Background
For teaching purpose, I use simulations (mainly in R) to help students (in the social science...no math or stats background) grasping some "tough" concepts/ideas behind some stats topics. I am planning to lecture about chi-squared test of independence, and I have prepared a small 2x2 contingency table which cross-tabulates GENDER (two levels: M and F) vs. POLITICAL AFFILIATION (two levels: PartyA, PartyB). In this toy dataset, there is a significant dependence.
Goal I have in mind
In order to help students understanding the sampling distribution of the chi-squared statistic under the Null Hypothesis, I would like to simulate a population in which the above-mentioned two variables are independent. I would like to do so so that: (1) I can randomly draw a random sample, cross-tabulate the two variables, and show that the chi-sq test turns to be not significant, and (2) I can draw B random samples, calculate the chi-squared statistic B times, and plot a frequency distribution histogram of those B chi-square values (this should represent the sampling distribution of chi-sq under the Null Hypothesis).
Where I need help
I cannot figure out a way of simulating a population where those 2 categorical variables are independent.

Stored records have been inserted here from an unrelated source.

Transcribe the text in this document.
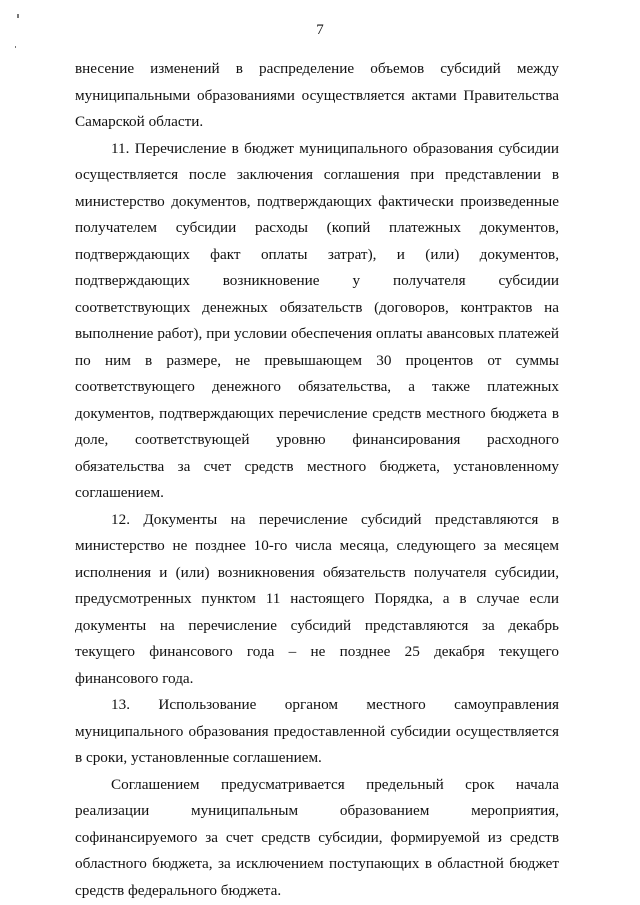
7

внесение изменений в распределение объемов субсидий между муниципальными образованиями осуществляется актами Правительства Самарской области.

11. Перечисление в бюджет муниципального образования субсидии осуществляется после заключения соглашения при представлении в министерство документов, подтверждающих фактически произведенные получателем субсидии расходы (копий платежных документов, подтверждающих факт оплаты затрат), и (или) документов, подтверждающих возникновение у получателя субсидии соответствующих денежных обязательств (договоров, контрактов на выполнение работ), при условии обеспечения оплаты авансовых платежей по ним в размере, не превышающем 30 процентов от суммы соответствующего денежного обязательства, а также платежных документов, подтверждающих перечисление средств местного бюджета в доле, соответствующей уровню финансирования расходного обязательства за счет средств местного бюджета, установленному соглашением.

12. Документы на перечисление субсидий представляются в министерство не позднее 10-го числа месяца, следующего за месяцем исполнения и (или) возникновения обязательств получателя субсидии, предусмотренных пунктом 11 настоящего Порядка, а в случае если документы на перечисление субсидий представляются за декабрь текущего финансового года – не позднее 25 декабря текущего финансового года.

13. Использование органом местного самоуправления муниципального образования предоставленной субсидии осуществляется в сроки, установленные соглашением.

Соглашением предусматривается предельный срок начала реализации муниципальным образованием мероприятия, софинансируемого за счет средств субсидии, формируемой из средств областного бюджета, за исключением поступающих в областной бюджет средств федерального бюджета.
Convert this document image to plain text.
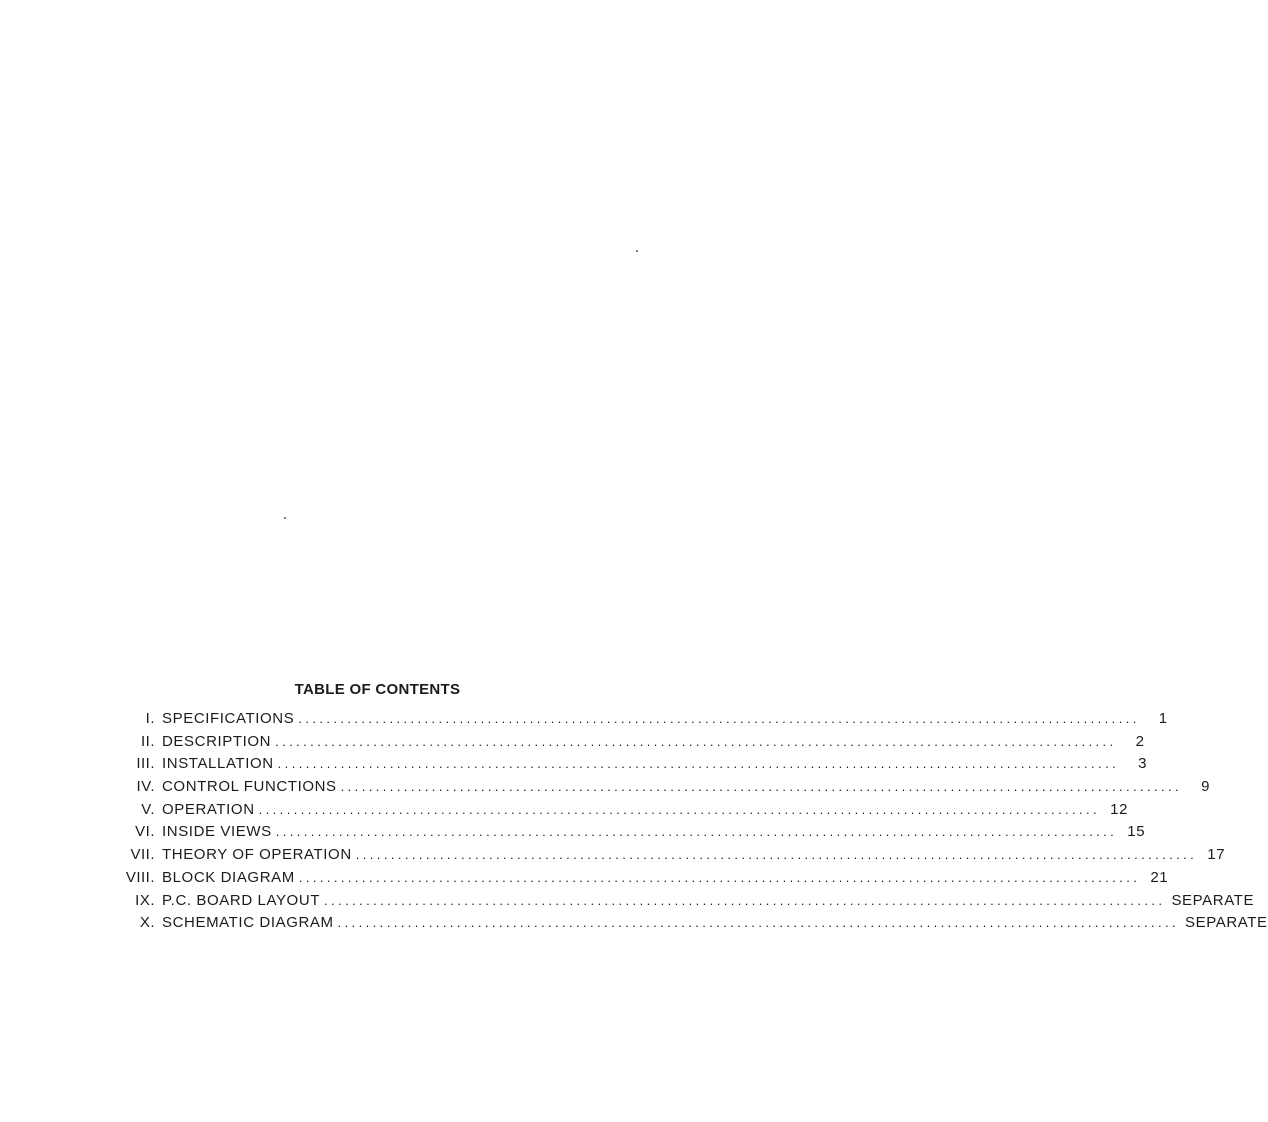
TABLE OF CONTENTS
I. SPECIFICATIONS ........................................................................................................................	1
II. DESCRIPTION ........................................................................................................................	2
III. INSTALLATION ........................................................................................................................	3
IV. CONTROL FUNCTIONS ........................................................................................................................	9
V. OPERATION ........................................................................................................................ 12
VI. INSIDE VIEWS ........................................................................................................................ 15
VII. THEORY OF OPERATION ........................................................................................................................ 17
VIII. BLOCK DIAGRAM ........................................................................................................................ 21
IX. P.C. BOARD LAYOUT ........................................................................................................................ SEPARATE
X. SCHEMATIC DIAGRAM ........................................................................................................................ SEPARATE
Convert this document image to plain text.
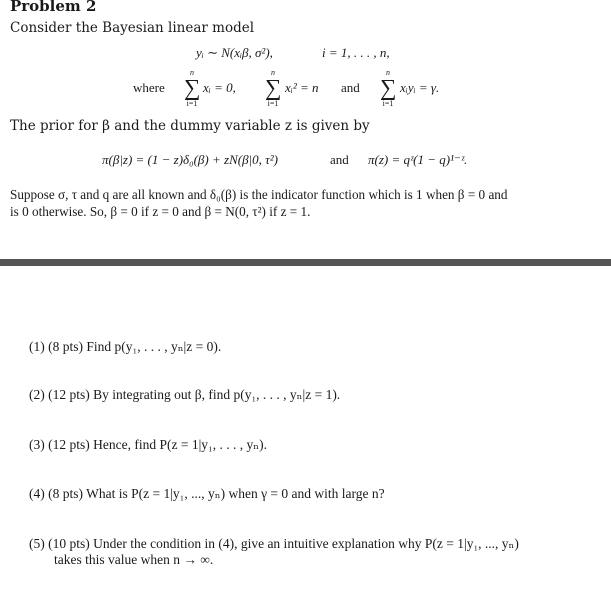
Problem 2
Consider the Bayesian linear model
yᵢ ∼ N(xᵢβ, σ²),	i = 1, . . . , n,
where
n
∑
i=1
xᵢ = 0,
n
∑
i=1
xᵢ² = n and
n
∑
i=1
xᵢyᵢ = γ.
The prior for β and the dummy variable z is given by
π(β|z) = (1 − z)δ₀(β) + zN(β|0, τ²)	and π(z) = qᶻ(1 − q)¹⁻ᶻ.
Suppose σ, τ and q are all known and δ₀(β) is the indicator function which is 1 when β = 0 and
is 0 otherwise. So, β = 0 if z = 0 and β = N(0, τ²) if z = 1.
(1) (8 pts) Find p(y₁, . . . , yₙ|z = 0).
(2) (12 pts) By integrating out β, find p(y₁, . . . , yₙ|z = 1).
(3) (12 pts) Hence, find P(z = 1|y₁, . . . , yₙ).
(4) (8 pts) What is P(z = 1|y₁, ..., yₙ) when γ = 0 and with large n?
(5) (10 pts) Under the condition in (4), give an intuitive explanation why P(z = 1|y₁, ..., yₙ)
takes this value when n → ∞.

Ideally, I would like to come up with a dataframe with a number of rows and two columns: each row would represent an observation (an individual in our case), while each column would store (for each observation) a level of each categorical variable being analyzed (i.e., the GENDER and the POLITICAL AFFILIATION).
You can use sample
with the replace =
argument set as TRUE
, and combine the new vectors into variables with data.frame
:
dat <- data.frame(gender = sample(c("F", "M"), size = 1000, replace = TRUE),
party = sample(c("Party A", "Party B"), size = 1000, replace = TRUE))
Because you're generating these two variables separately, they won't be associated with one another.